By the 8th century, this area was already known as the "region of the castles". Crossed by a number of important communication routes, it was scattered with towers, fortresses, citadels, and castles, imposing examples of military architecture.
Many of these structures still stand today and can be used to host different events: seminars, exhibits, gatherings, and medieval dinners.
Sacred artwork is perhaps a bit more discreet in the areas inland of Rimini, but if you look you'll see that there are a plethora of beautiful works tucked away in a dense network of parish churches and monasteries, spread out over the plains and hills alike.
Take, for example, the Romanesque monastery of Santarcangelo di Romagna, which dates back to the 6th century A.D. or the sanctuary of Madonna di Saiano, along the Marecchia, which was built in the 17th century over the ruins of a pagan temple.
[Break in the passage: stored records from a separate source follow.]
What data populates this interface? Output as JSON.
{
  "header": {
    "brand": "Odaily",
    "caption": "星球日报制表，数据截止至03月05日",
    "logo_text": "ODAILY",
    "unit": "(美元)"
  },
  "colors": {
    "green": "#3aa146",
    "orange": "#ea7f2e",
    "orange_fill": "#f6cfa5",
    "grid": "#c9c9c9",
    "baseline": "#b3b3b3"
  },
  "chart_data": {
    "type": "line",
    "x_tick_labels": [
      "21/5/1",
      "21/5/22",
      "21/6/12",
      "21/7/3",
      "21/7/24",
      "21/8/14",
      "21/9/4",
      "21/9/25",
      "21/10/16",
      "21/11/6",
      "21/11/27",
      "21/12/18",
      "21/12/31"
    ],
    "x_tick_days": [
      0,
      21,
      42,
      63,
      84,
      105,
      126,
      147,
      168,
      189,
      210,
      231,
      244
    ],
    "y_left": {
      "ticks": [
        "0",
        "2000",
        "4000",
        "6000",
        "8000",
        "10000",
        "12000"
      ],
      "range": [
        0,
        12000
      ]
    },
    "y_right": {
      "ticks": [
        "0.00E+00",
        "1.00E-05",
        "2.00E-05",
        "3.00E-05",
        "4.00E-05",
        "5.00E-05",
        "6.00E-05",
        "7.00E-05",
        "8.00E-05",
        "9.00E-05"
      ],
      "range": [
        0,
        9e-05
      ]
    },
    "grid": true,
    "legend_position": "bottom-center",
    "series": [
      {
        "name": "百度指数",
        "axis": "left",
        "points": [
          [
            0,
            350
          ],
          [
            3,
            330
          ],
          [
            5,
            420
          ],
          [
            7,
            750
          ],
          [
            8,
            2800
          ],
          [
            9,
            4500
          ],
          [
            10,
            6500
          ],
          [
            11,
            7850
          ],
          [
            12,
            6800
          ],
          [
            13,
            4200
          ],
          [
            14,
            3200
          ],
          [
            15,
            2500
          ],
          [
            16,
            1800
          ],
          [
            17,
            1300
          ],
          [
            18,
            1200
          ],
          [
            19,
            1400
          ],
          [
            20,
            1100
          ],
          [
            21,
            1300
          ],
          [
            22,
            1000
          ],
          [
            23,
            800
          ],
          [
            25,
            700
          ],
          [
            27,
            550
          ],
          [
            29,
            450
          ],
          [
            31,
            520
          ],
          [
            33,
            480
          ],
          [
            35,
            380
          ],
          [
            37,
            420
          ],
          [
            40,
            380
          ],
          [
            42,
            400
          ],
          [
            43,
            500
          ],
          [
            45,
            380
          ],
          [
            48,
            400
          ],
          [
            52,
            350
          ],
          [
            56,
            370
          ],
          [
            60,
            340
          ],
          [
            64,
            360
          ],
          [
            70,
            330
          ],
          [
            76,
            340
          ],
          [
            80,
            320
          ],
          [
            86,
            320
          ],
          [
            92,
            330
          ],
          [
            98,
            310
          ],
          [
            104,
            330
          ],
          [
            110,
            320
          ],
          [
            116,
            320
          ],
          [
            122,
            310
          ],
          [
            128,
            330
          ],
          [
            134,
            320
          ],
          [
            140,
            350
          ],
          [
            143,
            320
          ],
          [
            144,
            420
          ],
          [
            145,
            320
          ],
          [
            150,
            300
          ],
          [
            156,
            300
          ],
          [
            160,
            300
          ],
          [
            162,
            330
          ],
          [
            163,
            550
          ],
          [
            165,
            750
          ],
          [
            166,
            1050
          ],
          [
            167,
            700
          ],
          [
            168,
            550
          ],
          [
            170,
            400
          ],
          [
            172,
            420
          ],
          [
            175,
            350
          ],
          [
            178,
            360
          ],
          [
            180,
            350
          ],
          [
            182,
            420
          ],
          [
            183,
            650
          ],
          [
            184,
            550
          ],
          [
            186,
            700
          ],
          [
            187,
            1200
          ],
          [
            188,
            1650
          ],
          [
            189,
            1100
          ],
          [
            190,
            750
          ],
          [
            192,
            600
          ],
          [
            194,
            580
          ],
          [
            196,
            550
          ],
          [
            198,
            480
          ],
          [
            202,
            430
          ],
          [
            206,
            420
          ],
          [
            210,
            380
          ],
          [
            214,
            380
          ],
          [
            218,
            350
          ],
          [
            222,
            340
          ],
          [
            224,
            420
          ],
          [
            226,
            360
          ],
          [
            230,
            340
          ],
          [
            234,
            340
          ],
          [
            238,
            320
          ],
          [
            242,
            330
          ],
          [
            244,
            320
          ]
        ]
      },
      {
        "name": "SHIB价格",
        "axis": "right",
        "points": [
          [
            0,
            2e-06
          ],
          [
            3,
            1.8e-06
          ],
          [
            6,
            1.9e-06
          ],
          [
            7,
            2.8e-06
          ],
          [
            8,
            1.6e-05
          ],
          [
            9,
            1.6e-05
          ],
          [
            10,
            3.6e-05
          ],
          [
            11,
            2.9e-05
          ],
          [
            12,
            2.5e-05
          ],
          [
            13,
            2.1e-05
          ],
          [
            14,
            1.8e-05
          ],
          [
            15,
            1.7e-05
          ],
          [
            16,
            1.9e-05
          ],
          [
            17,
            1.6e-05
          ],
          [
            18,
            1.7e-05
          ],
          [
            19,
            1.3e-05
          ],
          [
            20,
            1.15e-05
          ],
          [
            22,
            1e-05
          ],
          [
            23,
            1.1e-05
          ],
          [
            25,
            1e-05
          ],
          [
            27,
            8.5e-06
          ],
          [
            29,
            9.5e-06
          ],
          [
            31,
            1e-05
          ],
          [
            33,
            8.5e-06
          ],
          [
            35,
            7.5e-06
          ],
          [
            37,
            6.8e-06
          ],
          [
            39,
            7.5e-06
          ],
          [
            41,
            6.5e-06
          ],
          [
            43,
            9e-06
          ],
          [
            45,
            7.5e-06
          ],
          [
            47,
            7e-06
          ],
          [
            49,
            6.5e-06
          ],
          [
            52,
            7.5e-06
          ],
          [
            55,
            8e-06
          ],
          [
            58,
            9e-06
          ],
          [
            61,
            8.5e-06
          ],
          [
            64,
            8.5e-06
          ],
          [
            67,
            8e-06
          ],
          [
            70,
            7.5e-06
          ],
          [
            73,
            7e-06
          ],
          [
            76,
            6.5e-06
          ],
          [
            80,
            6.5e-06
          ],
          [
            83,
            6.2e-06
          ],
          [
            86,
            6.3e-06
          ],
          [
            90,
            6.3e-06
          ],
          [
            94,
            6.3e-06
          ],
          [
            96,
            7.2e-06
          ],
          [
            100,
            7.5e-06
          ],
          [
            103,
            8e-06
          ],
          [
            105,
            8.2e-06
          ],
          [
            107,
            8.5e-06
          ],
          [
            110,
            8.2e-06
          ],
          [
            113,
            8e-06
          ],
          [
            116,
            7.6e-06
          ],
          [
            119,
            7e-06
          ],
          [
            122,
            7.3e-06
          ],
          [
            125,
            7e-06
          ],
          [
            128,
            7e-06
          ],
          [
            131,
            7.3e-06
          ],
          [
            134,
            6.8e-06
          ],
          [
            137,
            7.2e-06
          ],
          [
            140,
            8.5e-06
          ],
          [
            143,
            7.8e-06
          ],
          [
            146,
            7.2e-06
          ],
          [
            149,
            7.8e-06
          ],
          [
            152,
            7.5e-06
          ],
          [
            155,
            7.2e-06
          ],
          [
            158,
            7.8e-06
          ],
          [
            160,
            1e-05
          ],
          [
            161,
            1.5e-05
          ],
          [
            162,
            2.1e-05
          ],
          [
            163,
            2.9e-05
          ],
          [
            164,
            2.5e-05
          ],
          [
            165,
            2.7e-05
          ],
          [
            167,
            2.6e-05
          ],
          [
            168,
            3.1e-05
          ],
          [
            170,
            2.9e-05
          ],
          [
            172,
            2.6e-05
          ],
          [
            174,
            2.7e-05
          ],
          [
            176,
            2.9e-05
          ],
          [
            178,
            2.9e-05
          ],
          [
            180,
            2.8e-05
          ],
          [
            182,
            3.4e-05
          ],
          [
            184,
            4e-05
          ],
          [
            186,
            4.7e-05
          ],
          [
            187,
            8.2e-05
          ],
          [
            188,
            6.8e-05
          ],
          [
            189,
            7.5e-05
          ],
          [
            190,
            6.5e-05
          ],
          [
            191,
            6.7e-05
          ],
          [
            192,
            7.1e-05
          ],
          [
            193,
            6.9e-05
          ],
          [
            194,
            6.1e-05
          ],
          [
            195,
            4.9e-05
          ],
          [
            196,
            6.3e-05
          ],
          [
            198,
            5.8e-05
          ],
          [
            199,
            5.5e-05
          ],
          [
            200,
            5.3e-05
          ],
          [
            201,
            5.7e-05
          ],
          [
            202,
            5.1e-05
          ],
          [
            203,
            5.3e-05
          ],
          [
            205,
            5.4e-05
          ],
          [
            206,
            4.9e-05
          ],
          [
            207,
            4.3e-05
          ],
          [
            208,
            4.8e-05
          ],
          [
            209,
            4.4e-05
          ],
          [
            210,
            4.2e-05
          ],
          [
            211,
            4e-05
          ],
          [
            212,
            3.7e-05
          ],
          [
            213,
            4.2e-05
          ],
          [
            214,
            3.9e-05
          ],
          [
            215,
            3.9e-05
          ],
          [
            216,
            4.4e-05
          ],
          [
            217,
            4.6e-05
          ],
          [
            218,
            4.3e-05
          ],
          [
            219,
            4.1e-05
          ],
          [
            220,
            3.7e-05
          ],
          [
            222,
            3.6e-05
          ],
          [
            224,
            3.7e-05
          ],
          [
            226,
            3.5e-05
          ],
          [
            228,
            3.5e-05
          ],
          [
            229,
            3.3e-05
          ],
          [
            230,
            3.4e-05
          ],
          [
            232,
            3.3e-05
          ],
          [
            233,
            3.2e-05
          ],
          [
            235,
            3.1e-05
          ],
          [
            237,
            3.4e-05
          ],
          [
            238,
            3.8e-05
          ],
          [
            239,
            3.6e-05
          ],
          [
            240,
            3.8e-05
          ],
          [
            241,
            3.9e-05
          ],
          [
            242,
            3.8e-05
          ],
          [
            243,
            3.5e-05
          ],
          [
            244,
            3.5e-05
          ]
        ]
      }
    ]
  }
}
The bronze door is the work of the contemporary sculptor Arnaldo Pomodoro.
Then there is the pre-Romanesque abbey of San Leo, which lies next to the Duomo, in itself one of the most important examples of Romanesque architecture in Central Italy.
The Monastero delle Clarisse (Monastery of the Poor Clares) in the Republic of San Marino is an elegant structure that is used to host exhibits, but it can also be used to hold conventions and seminars.
Rimini's invaluable patrimony of artwork can be found not just in its museums, but also at the Tempio Malatestiano, the Church of Sant'Agostino, and at the Pinacoteca, which holds Giovanni Bellini's Pietà amongst other valuable works.
Other excellent works from the 14th-century Riminese school can be found in churches and chapels located throughout the region.